Cambert üzerinde yukarıda alıntıladığımız cümlenin (“[…] ilgili stratejik olayın baskısının ulaşılan sonuçlarının tam tahmininin temeli üzerinde uygulanan yıkım

79

önlemlerinin tespiti […]”)* yazılı olduğu belgeyi düşünür ve bu durum onu zihinsel olarak çok yorar. Bu yorgunluk da onu bodrum katı girişine kadar takip eder. Buradan geri dönmeyi düşünmez ve kaçınılamaz bir dilin kanallarına (Alm. Die Kellersprache) girdiğini düşünür. Bu bodrum katında hüküm süren dil ise Almanca’dır. Bu düşünce dili ancak sessiz bir ortam olan bodrum katında gerçekleşir. Cambert bu dile ulaşmayı sabırsızlıkla bekler. Bütün doğruları ile düşüncelerini adım adım geri çekmeye çaba sarf eder ve bunu yaparken de çok yorulur. Bu yorgunluğun ise bundan kaynaklandığının farkındadır. Buradaki mekâna girmek ve bu yol üzerinde olmak onun için sürekli bir yorgunluk anlamına gelir. Çünkü yeryüzündeki olaylar onu çok yorar. Orada istemediği günlük aktiviteleri, istemediği işi yapmaya ve en önemlisi istemediği bir gerçeklikte, yani simüle bir gerçeklikte yaşamaya zorlanır. Bundan dolayı yorulur. Çünkü yapmak istediği işler ve yaşamak istediği iç gerçekliği burada saklıdır. Ama yeryüzünde yorulduğundan dolayı buradaki işlerine pek fazla zaman ayıramaz. Bu bodrum katında on beş dakikalık bir zaman diliminde bile istediği her şeyi yapabilir. Bu arada kâğıdın üzerinde bulunan imza yok olur ve kâğıt yarı karanlıkta bulunur. Böyle olmasının sebebi ise kâğıdın yeryüzündeki simüle gerçeklikten yeraltına inmiş olmasıdır. Bu durumda da iç gerçeklik içerisinde simüle gerçekliği yok olmuş olur. Kâğıdın yarı karanlıkta bulunmasının sebebi ise yukarıda hüküm süren simüle gerçekliğin ışığını yavaş yavaş bodrum katına yansıtıyor olmasıdır. Yani Cambert bu bodrum katında yukarıdan gelen simülasyon ışığı ile tehdit edilmektedir. Bu imzanın yok oluşu eserde aşağıdaki gibi dile getirilir:

“Es war nicht viel, es war nur der abwesende Zug einer Unterschrift auf ein Papier, das im Halbdunkel lag…..”( Hilbig, 1995:83)

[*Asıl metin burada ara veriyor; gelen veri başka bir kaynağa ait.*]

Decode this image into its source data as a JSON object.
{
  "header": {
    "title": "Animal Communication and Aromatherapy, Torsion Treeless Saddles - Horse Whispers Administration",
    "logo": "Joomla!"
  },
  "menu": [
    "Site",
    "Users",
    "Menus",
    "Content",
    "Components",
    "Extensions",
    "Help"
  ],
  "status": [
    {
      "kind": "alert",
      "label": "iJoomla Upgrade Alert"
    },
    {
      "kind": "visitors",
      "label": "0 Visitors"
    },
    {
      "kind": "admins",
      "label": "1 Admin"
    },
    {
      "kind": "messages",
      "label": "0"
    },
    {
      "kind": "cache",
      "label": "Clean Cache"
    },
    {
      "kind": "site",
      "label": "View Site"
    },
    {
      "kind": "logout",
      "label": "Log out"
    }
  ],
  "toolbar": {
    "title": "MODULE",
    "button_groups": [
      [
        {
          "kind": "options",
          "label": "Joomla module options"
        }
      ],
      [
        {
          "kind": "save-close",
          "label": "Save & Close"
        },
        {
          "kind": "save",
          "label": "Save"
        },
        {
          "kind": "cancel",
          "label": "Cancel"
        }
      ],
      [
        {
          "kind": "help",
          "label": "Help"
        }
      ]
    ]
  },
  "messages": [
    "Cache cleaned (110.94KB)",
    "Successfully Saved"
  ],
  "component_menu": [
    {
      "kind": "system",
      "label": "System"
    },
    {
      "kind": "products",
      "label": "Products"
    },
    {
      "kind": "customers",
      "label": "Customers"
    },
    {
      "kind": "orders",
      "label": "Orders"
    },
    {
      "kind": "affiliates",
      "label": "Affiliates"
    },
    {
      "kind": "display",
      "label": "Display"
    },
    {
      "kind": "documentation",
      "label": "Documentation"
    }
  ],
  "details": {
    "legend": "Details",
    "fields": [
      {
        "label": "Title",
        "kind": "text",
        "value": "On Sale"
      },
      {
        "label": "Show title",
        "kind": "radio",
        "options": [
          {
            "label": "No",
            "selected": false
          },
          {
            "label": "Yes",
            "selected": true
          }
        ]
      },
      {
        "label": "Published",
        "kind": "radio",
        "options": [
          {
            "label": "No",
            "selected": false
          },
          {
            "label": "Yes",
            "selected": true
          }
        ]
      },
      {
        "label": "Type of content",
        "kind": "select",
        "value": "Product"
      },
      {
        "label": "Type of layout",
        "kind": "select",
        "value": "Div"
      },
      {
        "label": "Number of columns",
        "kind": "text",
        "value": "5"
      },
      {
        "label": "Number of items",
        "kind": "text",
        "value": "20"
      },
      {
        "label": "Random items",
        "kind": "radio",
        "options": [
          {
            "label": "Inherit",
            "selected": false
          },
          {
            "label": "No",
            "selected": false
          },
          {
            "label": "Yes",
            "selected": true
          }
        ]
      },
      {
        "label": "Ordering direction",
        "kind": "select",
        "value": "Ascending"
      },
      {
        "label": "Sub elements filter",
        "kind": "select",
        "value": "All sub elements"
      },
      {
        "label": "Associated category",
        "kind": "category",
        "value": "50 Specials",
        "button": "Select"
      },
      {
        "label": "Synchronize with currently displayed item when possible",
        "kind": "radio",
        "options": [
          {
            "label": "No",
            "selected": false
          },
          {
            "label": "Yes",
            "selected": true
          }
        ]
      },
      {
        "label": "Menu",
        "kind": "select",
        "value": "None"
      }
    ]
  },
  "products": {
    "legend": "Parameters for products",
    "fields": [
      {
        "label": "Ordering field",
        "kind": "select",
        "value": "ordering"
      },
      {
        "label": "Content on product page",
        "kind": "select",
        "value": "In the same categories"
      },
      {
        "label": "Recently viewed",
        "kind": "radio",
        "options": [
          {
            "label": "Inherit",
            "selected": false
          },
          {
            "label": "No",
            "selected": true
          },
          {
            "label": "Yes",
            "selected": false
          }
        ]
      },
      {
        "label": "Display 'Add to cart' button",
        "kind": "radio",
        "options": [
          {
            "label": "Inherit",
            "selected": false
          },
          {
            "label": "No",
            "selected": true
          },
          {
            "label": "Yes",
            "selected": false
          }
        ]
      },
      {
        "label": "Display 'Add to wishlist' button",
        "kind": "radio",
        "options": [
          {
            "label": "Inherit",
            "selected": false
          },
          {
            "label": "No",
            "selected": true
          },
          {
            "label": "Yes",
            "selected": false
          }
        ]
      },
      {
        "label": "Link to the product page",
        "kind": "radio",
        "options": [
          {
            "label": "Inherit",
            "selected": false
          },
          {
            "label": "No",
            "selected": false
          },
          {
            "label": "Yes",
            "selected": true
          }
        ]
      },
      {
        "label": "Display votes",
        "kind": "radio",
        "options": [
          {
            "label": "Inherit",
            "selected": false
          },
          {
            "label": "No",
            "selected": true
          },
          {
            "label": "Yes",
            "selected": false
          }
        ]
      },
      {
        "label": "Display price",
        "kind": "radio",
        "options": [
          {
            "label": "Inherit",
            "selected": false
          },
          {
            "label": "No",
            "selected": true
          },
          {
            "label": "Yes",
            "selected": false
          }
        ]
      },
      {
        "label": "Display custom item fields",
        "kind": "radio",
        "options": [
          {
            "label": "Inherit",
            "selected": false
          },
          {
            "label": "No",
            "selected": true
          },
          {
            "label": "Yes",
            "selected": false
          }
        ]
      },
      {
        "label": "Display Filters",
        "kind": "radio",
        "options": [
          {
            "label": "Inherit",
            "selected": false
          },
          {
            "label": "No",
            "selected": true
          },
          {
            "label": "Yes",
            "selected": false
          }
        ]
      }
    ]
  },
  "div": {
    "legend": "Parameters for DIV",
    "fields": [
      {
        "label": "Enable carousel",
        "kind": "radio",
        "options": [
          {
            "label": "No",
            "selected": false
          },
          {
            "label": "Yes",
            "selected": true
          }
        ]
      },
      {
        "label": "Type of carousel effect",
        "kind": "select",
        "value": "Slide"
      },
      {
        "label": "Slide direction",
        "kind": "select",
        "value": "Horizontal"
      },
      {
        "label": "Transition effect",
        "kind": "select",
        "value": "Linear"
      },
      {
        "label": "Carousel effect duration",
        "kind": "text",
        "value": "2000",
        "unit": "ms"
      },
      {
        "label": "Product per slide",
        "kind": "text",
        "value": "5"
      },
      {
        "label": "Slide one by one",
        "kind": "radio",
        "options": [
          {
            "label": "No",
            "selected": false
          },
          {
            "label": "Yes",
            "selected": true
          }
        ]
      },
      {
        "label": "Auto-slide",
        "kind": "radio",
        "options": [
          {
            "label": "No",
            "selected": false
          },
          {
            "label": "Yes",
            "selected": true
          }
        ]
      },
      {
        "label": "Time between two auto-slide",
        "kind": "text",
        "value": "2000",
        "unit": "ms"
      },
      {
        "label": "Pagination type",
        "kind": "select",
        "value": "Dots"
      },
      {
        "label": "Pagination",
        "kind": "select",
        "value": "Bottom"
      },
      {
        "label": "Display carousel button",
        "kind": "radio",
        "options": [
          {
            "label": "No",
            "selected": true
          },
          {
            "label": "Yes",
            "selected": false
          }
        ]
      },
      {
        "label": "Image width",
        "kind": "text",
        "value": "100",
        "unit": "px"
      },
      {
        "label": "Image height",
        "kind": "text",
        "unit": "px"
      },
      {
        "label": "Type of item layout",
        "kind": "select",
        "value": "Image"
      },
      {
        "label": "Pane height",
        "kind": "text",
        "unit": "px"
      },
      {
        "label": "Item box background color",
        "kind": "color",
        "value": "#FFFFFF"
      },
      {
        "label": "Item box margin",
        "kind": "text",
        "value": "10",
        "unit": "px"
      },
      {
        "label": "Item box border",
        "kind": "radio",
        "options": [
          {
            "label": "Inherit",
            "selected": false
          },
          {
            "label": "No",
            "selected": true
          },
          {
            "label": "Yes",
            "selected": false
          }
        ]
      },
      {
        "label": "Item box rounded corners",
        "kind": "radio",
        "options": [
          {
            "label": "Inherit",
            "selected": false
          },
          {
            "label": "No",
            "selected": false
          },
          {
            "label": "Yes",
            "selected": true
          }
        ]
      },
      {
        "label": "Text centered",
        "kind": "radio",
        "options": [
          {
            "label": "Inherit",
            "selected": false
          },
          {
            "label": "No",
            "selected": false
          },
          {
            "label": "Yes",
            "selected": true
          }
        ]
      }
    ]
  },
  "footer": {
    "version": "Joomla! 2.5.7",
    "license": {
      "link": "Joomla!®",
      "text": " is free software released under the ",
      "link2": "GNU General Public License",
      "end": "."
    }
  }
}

Cambert’in üzerine çullanan bu yorgunluk kendi beninden daha güçlü olmaya başlar. Bunu sessiz bir ortamda düşünür, gölgelerin arasında gezinir ve duvarda meydana gelen çatlaktan içeriye artık ışığın girmeye başladığını fark eder. Bu bodrum katını Cambert’in iç dünyası gibi ele alırsak, bu dünyanın duvarları artık kırılmaya ve yukarıdaki ışık da içeri sızmaya başlar. Yarı karanlık aslında Cambert’in kendi içerisinde de etkili olur. Yarı karanlık kişinin kendisini simülasyona uğramış hissetmesine de açıklık getirir çünkü yarı karanlık ne çok aydınlık ne de çok karanlıktır. Simülasyonun kendisi de ne çok gerçek ne de az bir gerçektir, yani her ikisinin

80

karışımıdır. Cambert’in hiçbir şeye benzetemediği bu yorgunluk da giderek daha da kuvvetlenir ve bu durumu eserden alıntılanan şu cümle açıkça gösterir:

“Sie war stärker, sie war eine Zäsur, für die mir kein Vergleich einfiel: nur unten in den Kellern gab es Momente, welche die Situation notdürftig beschreiben.” (Hilbig, 1995:25 )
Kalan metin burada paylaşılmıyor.